M. Philippe Nogrix, rapporteur, a précisé que les normes de procédure définies par le traité sur le droit des marques étaient déjà en vigueur dans le droit interne français. Il a observé que le traité avait été signé par la France en avril 1995, mais que le projet de loi autorisant son approbation n'avait été déposé qu'en mars 2005. Il a estimé que cette situation ne pouvait perdurer, quand bien même la législation française se conformait déjà au traité, car dans le même temps, l'OMPI avait engagé des négociations sur un nouveau traité venant d'être adopté le 28 mars dernier, à Singapour. Ce nouveau traité tient compte des avancées technologiques en permettant les procédures par voie électronique. Il met également en place une Assemblée du traité sur le droit des marques qui examinera périodiquement les mises à jour à effectuer.

M. Philippe Nogrix, rapporteur, a ajouté que le traité révisé adopté à Singapour n'était pas appelé à remplacer le traité de 1994, les deux textes constituant deux instruments juridiques distincts qui continueront chacun à exister. Il est de ce fait important que la France, qui est considérée au niveau international comme un pays garantissant un niveau de protection élevée des droits de propriété intellectuelle, soit partie aux deux instruments afin de bénéficier de la couverture géographique la plus large possible. En conséquence, il a invité la commission à adopter le projet de loi.

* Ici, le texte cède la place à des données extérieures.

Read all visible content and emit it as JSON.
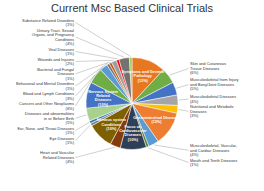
{
  "chart_data": {
    "type": "pie",
    "title": "Current Msc Based Clinical Trials",
    "categories": [
      "Symptoms and General\nPathology\n(13%)",
      "Skin and Cutaneous\nTissue Diseases\n(6%)",
      "Musculoskeletal from Injury\nand Bony/Joint Diseases\n(5%)",
      "Musculoskeletal Diseases\n(4%)",
      "Nutritional and Metabolic\nDiseases\n(3%)",
      "Gastrointestinal Diseases\n(13%)",
      "Musculoskeletal, Vascular,\nand Cardiac Diseases\n(4%)",
      "Mouth and Teeth Diseases\n(1%)",
      "Focus on\nCardiovascular\nDiseases\n(10%)",
      "Heart and Vascular\nRelated Diseases\n(4%)",
      "Nervous system\nConditions\n(10%)",
      "Eye Diseases\n(1%)",
      "Ear, Nose, and Throat Diseases\n(1%)",
      "Diseases and abnormalities\nin or Before Birth\n(5%)",
      "Nervous System\nRelated\nDiseases\n(10%)",
      "Cancers and Other Neoplasms\n(6%)",
      "Blood and Lymph Conditions\n(3%)",
      "Behavioral and Mental Disorders\n(1%)",
      "Bacterial and Fungal\nDiseases\n(1%)",
      "Wounds and Injuries\n(2%)",
      "Viral Diseases\n(1%)",
      "Urinary Tract, Sexual\nOrgans, and Pregnancy\nConditions\n(4%)",
      "Substance Related Disorders\n(1%)"
    ],
    "values": [
      13,
      6,
      5,
      4,
      3,
      13,
      4,
      1,
      10,
      4,
      10,
      1,
      1,
      5,
      10,
      6,
      3,
      1,
      1,
      2,
      1,
      4,
      1
    ],
    "colors": [
      "#E87722",
      "#70AD47",
      "#4472C4",
      "#A5A5A5",
      "#FFC000",
      "#ED7D31",
      "#5B9BD5",
      "#548235",
      "#2E4057",
      "#843C0C",
      "#7F6000",
      "#808080",
      "#2E75B6",
      "#A9D18E",
      "#4472C4",
      "#70AD47",
      "#5B9BD5",
      "#757171",
      "#C55A11",
      "#9E9E9E",
      "#FF0000",
      "#767171",
      "#92D050"
    ]
  }
}
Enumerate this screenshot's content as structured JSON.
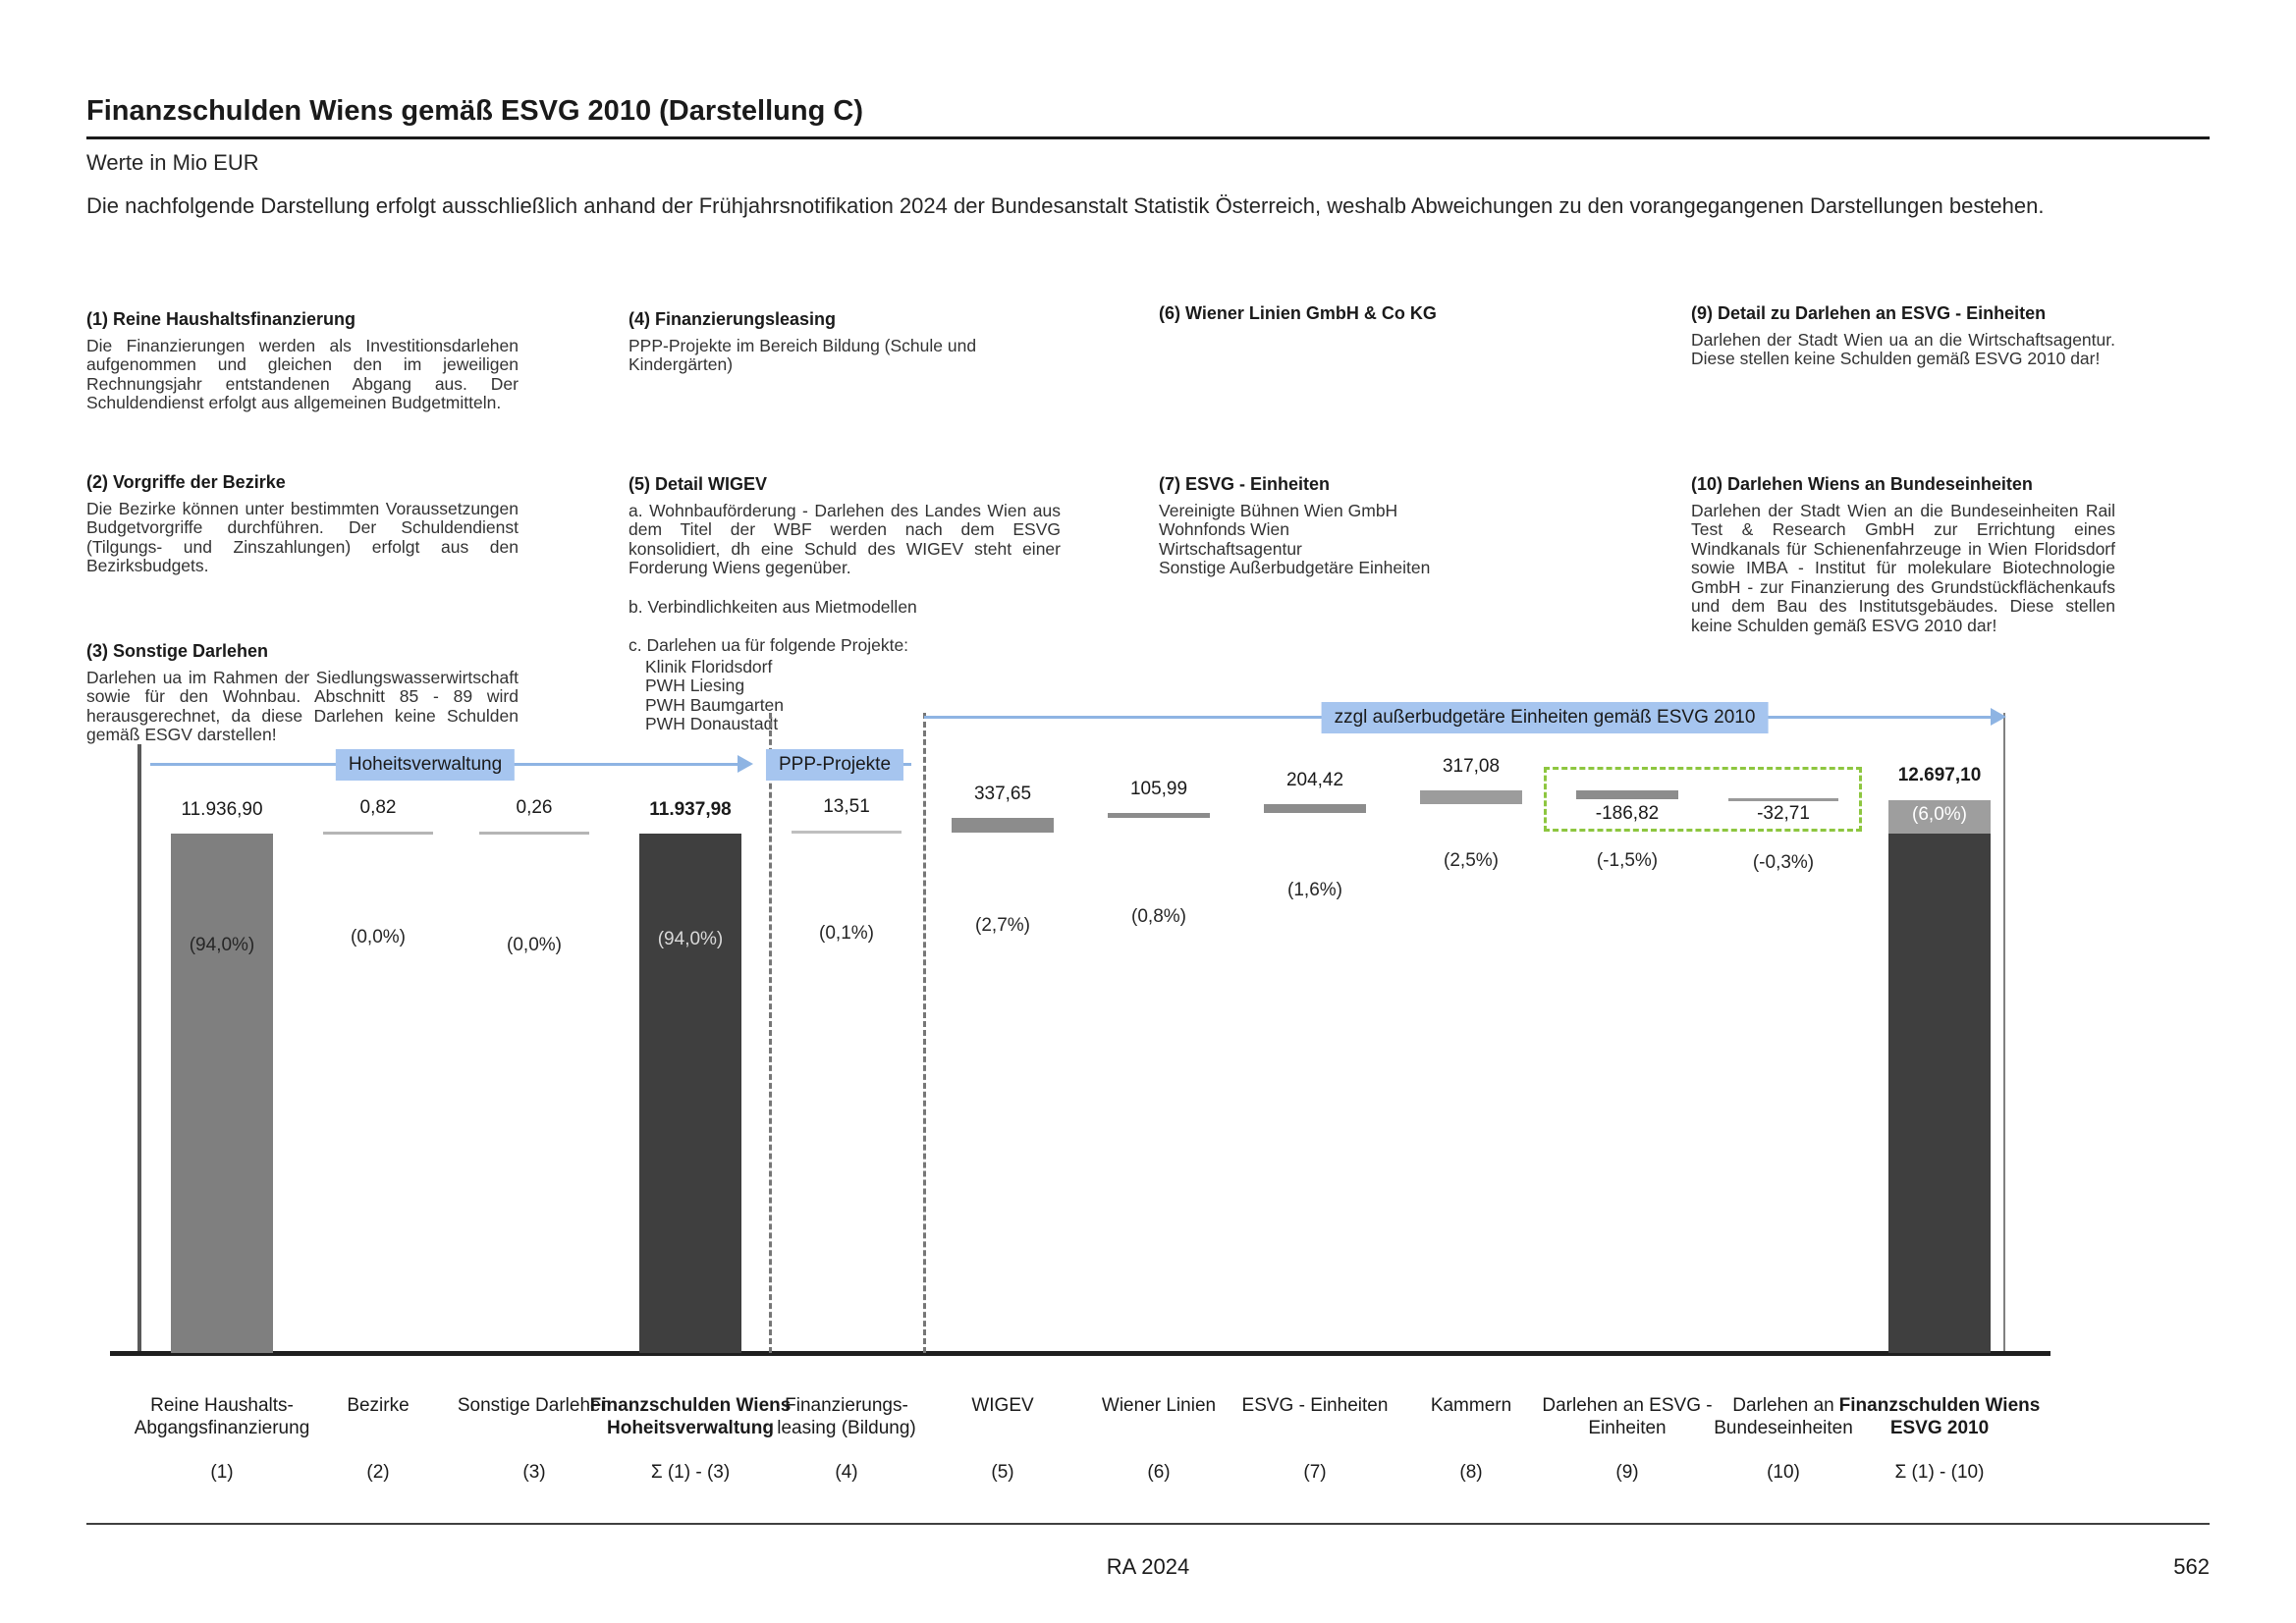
{
  "page": {
    "title": "Finanzschulden Wiens gemäß ESVG 2010 (Darstellung C)",
    "subtitle": "Werte in Mio EUR",
    "intro": "Die nachfolgende Darstellung erfolgt ausschließlich anhand der Frühjahrsnotifikation 2024 der Bundesanstalt Statistik Österreich, weshalb Abweichungen zu den vorangegangenen Darstellungen bestehen.",
    "footer_center": "RA 2024",
    "page_number": "562"
  },
  "notes": {
    "n1": {
      "title": "(1) Reine Haushaltsfinanzierung",
      "body": "Die Finanzierungen werden als Investitionsdarlehen aufgenommen und gleichen den im jeweiligen Rechnungsjahr entstandenen Abgang aus. Der Schuldendienst erfolgt aus allgemeinen Budgetmitteln."
    },
    "n2": {
      "title": "(2) Vorgriffe der Bezirke",
      "body": "Die Bezirke können unter bestimmten Voraussetzungen Budgetvorgriffe durchführen. Der Schuldendienst (Tilgungs- und Zinszahlungen) erfolgt aus den Bezirksbudgets."
    },
    "n3": {
      "title": "(3) Sonstige Darlehen",
      "body": "Darlehen ua im Rahmen der Siedlungswasserwirtschaft sowie für den Wohnbau. Abschnitt 85 - 89 wird herausgerechnet, da diese Darlehen keine Schulden gemäß ESGV darstellen!"
    },
    "n4": {
      "title": "(4) Finanzierungsleasing",
      "body": "PPP-Projekte im Bereich Bildung (Schule und Kindergärten)"
    },
    "n5": {
      "title": "(5) Detail WIGEV",
      "a": "a. Wohnbauförderung - Darlehen des Landes Wien aus dem Titel der WBF werden nach dem ESVG konsolidiert, dh eine Schuld des WIGEV steht einer Forderung Wiens gegenüber.",
      "b": "b. Verbindlichkeiten aus Mietmodellen",
      "c": "c. Darlehen ua für folgende Projekte:",
      "projects": [
        "Klinik Floridsdorf",
        "PWH Liesing",
        "PWH Baumgarten",
        "PWH Donaustadt"
      ]
    },
    "n6": {
      "title": "(6) Wiener Linien GmbH & Co KG"
    },
    "n7": {
      "title": "(7) ESVG - Einheiten",
      "items": [
        "Vereinigte Bühnen Wien GmbH",
        "Wohnfonds Wien",
        "Wirtschaftsagentur",
        "Sonstige Außerbudgetäre Einheiten"
      ]
    },
    "n9": {
      "title": "(9) Detail zu Darlehen an ESVG - Einheiten",
      "body": "Darlehen der Stadt Wien ua an die Wirtschaftsagentur. Diese stellen keine Schulden gemäß ESVG 2010 dar!"
    },
    "n10": {
      "title": "(10) Darlehen Wiens an Bundeseinheiten",
      "body": "Darlehen der Stadt Wien an die Bundeseinheiten Rail Test & Research GmbH zur Errichtung eines Windkanals für Schienenfahrzeuge in Wien Floridsdorf sowie IMBA - Institut für molekulare Biotechnologie GmbH - zur Finanzierung des Grundstückflächenkaufs und dem Bau des Institutsgebäudes. Diese stellen keine Schulden gemäß ESVG 2010 dar!"
    }
  },
  "chart_data": {
    "type": "bar",
    "subtype": "waterfall",
    "title": "Finanzschulden Wiens gemäß ESVG 2010 (Darstellung C)",
    "ylabel": "Mio EUR",
    "grid": false,
    "group_labels": {
      "left": "Hoheitsverwaltung",
      "mid": "PPP-Projekte",
      "right": "zzgl außerbudgetäre Einheiten gemäß ESVG 2010"
    },
    "columns": [
      {
        "label": "Reine Haushalts-Abgangsfinanzierung",
        "index": "(1)",
        "value": 11936.9,
        "value_label": "11.936,90",
        "pct": "(94,0%)",
        "kind": "absolute"
      },
      {
        "label": "Bezirke",
        "index": "(2)",
        "value": 0.82,
        "value_label": "0,82",
        "pct": "(0,0%)",
        "kind": "delta"
      },
      {
        "label": "Sonstige Darlehen",
        "index": "(3)",
        "value": 0.26,
        "value_label": "0,26",
        "pct": "(0,0%)",
        "kind": "delta"
      },
      {
        "label": "Finanzschulden Wiens Hoheitsverwaltung",
        "index": "Σ (1) - (3)",
        "value": 11937.98,
        "value_label": "11.937,98",
        "pct": "(94,0%)",
        "kind": "subtotal"
      },
      {
        "label": "Finanzierungs-leasing (Bildung)",
        "index": "(4)",
        "value": 13.51,
        "value_label": "13,51",
        "pct": "(0,1%)",
        "kind": "delta"
      },
      {
        "label": "WIGEV",
        "index": "(5)",
        "value": 337.65,
        "value_label": "337,65",
        "pct": "(2,7%)",
        "kind": "delta"
      },
      {
        "label": "Wiener Linien",
        "index": "(6)",
        "value": 105.99,
        "value_label": "105,99",
        "pct": "(0,8%)",
        "kind": "delta"
      },
      {
        "label": "ESVG - Einheiten",
        "index": "(7)",
        "value": 204.42,
        "value_label": "204,42",
        "pct": "(1,6%)",
        "kind": "delta"
      },
      {
        "label": "Kammern",
        "index": "(8)",
        "value": 317.08,
        "value_label": "317,08",
        "pct": "(2,5%)",
        "kind": "delta"
      },
      {
        "label": "Darlehen an ESVG - Einheiten",
        "index": "(9)",
        "value": -186.82,
        "value_label": "-186,82",
        "pct": "(-1,5%)",
        "kind": "delta-negative"
      },
      {
        "label": "Darlehen an Bundeseinheiten",
        "index": "(10)",
        "value": -32.71,
        "value_label": "-32,71",
        "pct": "(-0,3%)",
        "kind": "delta-negative"
      },
      {
        "label": "Finanzschulden Wiens ESVG 2010",
        "index": "Σ (1) - (10)",
        "value": 12697.1,
        "value_label": "12.697,10",
        "pct": "(6,0%)",
        "kind": "total"
      }
    ],
    "colors": {
      "bar_gray": "#7f7f7f",
      "bar_dark": "#3f3f3f",
      "bar_float": "#8c8c8c",
      "bar_light_segment": "#9e9e9e",
      "arrow_blue": "#8eb4e3",
      "label_blue_bg": "#a6c5ef",
      "dashed_green": "#8dc63f"
    }
  }
}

A l'issue de cet exposé, et en réponse à M. Robert Bret, M. Philippe Nogrix, rapporteur, a précisé que le délai important écoulé entre la signature du traité par la France et la procédure de ratification pouvait s'expliquer par l'absence d'urgence, la législation française sur l'enregistrement des marques intégrant déjà les dispositions prévues au plan international. Il a toutefois rappelé que l'adoption, ce printemps, d'un traité révisé, tout comme l'utilité d'une pleine participation à des instruments internationaux protecteurs pour les entreprises françaises justifiaient aujourd'hui pleinement l'achèvement de la procédure de ratification.

La commission a alors adopté le projet de loi autorisant l'approbation du traité sur le droit des marques.

Nomination de rapporteurs

La commission a procédé à la désignation de rapporteurs. Elle a nommé :

- M. Daniel Goulet sur le projet de loi n° 2827 (AN - XIIe législature), en cours d'examen à l'Assemblée nationale, autorisant l'approbation de l'accord entre le Gouvernement de la République française et le Gouvernement de la République de Bulgarie relatif à la mise à disposition d'un immeuble à des fins de coopération culturelle ;

- Mme Catherine Tasca sur le projet de loi n° 2978 (AN - XIIe législature), en cours d'examen à l'Assemblée nationale, autorisant l'adhésion à la convention sur la protection et la promotion de la diversité des expressions culturelles ;

- M. André Dulait sur la proposition de résolution n° 247 (2005-2006) tendant à la création d'une commission d'enquête sur les conséquences sanitaires et environnementales des essais nucléaires, menés en Polynésie entre 1966 et 1996, sur la santé des populations exposées et sur l'environnement.